From: Eliezer S. Yudkowsky (sentience@pobox.com)
Date: Mon Jul 07 2003 - 21:36:44 MDT
Lee Corbin wrote:
> Mitchell writes
> 
>>But what I still don't get is what's wrong with
>>'orthodox statistics'. I obtained my p1/(p1+p2)
>>through frequentist thinking, which is supposed to
>>be anathema to Bayesians. On the SL4 list, Ben
>>Goertzel implies that "non-Bayesian probabilists"
>>are restricted in their choice of priors:
>>http://sl4.org/archive/0305/6820.html
> 
> I can't answer your question, but did you check out problem
> number three on my list?  Apparently Bayesian statisticians
> can solve it whereas those like me trained in classical
> mathematics, do not have enough information.  I'm still in
> shock that not in all instances does P(A & B) = P(A|B)*P(B)

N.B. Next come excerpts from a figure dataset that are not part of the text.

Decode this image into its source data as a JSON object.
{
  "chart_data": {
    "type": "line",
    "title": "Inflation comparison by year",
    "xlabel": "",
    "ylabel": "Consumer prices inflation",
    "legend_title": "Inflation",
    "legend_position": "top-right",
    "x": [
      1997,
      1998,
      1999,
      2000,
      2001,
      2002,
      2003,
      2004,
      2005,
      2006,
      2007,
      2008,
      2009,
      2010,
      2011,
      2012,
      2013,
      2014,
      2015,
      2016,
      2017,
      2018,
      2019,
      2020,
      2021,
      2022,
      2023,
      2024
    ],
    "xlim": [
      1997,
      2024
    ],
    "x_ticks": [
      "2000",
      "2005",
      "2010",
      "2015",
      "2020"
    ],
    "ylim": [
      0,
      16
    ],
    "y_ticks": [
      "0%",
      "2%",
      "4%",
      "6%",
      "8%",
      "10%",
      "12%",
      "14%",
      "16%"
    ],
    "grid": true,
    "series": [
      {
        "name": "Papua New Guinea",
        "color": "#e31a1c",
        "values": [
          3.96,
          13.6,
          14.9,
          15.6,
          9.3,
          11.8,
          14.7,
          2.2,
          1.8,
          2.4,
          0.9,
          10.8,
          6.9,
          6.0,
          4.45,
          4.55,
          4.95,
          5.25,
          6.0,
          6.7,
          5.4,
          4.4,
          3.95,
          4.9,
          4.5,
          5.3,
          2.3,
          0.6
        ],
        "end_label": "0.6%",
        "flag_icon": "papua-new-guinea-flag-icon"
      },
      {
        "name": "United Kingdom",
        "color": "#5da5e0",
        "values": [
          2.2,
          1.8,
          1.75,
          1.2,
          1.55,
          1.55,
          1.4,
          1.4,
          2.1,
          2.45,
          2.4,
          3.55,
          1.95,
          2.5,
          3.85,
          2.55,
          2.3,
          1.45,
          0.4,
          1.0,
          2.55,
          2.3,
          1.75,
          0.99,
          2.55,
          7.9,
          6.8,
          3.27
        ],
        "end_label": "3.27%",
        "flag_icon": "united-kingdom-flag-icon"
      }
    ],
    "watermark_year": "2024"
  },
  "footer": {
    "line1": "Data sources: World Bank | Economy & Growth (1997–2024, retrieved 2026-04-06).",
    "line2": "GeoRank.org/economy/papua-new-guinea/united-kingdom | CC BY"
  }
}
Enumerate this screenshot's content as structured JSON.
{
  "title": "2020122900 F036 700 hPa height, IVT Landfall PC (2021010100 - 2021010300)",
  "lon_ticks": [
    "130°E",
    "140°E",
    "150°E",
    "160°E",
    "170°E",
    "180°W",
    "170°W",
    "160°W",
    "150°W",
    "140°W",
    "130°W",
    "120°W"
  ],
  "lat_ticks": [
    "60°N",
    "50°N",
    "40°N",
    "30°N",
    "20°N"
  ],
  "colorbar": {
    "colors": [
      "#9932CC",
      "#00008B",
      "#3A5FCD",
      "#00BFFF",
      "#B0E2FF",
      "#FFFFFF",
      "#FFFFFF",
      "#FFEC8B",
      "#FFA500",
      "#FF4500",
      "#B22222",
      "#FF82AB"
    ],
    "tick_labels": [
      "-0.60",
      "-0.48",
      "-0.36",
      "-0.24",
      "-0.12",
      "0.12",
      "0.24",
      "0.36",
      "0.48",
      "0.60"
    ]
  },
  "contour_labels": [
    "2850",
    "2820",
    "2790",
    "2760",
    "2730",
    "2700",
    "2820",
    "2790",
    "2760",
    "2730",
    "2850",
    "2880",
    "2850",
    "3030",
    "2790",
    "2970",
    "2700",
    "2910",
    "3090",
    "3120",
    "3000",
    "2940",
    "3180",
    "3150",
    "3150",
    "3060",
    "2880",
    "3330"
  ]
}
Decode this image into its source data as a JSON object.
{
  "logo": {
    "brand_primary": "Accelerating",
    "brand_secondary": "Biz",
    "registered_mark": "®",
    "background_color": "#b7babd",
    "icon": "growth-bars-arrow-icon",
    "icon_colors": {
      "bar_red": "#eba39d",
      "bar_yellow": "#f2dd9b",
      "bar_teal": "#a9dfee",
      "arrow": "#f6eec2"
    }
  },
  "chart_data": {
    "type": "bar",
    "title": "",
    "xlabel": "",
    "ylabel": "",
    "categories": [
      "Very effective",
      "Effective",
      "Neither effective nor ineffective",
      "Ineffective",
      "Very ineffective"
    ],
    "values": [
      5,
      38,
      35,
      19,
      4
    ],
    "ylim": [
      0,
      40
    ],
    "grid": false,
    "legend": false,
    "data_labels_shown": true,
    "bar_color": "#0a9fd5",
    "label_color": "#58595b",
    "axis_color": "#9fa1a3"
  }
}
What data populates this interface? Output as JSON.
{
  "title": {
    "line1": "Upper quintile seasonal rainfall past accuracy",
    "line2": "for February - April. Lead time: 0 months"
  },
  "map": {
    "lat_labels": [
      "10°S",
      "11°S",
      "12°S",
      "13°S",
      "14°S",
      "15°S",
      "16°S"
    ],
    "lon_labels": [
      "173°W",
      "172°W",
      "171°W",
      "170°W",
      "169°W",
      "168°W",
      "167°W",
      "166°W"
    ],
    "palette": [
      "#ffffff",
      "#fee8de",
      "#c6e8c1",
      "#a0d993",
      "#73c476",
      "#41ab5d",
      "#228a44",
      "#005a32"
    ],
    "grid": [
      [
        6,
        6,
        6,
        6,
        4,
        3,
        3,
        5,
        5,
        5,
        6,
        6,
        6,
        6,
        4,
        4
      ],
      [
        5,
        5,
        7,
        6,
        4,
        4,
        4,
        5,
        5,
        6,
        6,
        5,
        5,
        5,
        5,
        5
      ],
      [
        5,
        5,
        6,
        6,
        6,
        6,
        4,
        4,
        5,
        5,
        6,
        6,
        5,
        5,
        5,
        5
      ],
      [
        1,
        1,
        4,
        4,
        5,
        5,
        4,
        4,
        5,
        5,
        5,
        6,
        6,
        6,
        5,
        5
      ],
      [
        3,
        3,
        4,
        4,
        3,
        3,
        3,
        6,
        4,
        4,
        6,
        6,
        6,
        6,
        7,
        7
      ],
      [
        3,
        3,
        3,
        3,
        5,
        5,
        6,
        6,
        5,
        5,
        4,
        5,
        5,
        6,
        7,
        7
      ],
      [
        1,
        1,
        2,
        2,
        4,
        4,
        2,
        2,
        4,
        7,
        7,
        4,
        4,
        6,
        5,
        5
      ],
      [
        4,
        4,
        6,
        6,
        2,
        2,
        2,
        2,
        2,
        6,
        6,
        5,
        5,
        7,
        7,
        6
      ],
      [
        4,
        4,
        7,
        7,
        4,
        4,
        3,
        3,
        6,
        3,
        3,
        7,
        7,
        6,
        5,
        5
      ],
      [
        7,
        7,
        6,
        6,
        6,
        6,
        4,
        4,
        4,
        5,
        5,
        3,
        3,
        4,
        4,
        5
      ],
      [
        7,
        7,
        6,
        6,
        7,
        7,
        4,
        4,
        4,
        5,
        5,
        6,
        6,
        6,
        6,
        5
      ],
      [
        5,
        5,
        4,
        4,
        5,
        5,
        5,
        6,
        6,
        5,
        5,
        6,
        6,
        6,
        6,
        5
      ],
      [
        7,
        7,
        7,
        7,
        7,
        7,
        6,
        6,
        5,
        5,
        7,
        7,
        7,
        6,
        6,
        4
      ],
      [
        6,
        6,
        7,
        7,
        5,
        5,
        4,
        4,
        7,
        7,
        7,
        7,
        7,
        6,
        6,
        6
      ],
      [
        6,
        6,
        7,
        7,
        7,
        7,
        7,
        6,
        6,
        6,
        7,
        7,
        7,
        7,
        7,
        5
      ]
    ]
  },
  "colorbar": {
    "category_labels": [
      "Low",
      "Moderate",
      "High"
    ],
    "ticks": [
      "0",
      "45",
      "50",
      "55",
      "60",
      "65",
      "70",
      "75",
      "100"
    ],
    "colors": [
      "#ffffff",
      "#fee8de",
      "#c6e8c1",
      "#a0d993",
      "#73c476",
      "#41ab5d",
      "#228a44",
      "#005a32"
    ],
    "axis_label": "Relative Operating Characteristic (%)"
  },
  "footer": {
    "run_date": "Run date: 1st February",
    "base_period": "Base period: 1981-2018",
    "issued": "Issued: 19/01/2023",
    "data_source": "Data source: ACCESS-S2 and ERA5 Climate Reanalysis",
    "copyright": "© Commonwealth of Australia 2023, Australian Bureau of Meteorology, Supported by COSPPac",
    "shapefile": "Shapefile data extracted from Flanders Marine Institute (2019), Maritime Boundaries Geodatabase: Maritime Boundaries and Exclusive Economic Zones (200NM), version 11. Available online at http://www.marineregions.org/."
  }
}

> according to the Bayesians.
Eh?  Nani?  Since when?
Remember, frequentists are just confused, roundabout Bayesians who 
occasionally give wrong answers - it's not that Bayesians "abjure 
frequentist methods", since, of course, all frequentist methods are merely 
distorted and remixed Bayesian methods.  For example, I don't believe the 
common accusation that frequentists have no priors, which is really quite 
an awful thing to say about anyone.  Frequentists have priors, they just 
refuse to admit it.  Even the most hardened frequentists can become 
Bayesians at any time just by admitting they have priors.  Similarly, the 
Bayesian Way derives entirely from the shining light of the Theorem, which 
determines everything quite simply; the Bayesian Way precedes frequentism 
and has nothing to do with what frequentists may or may not do.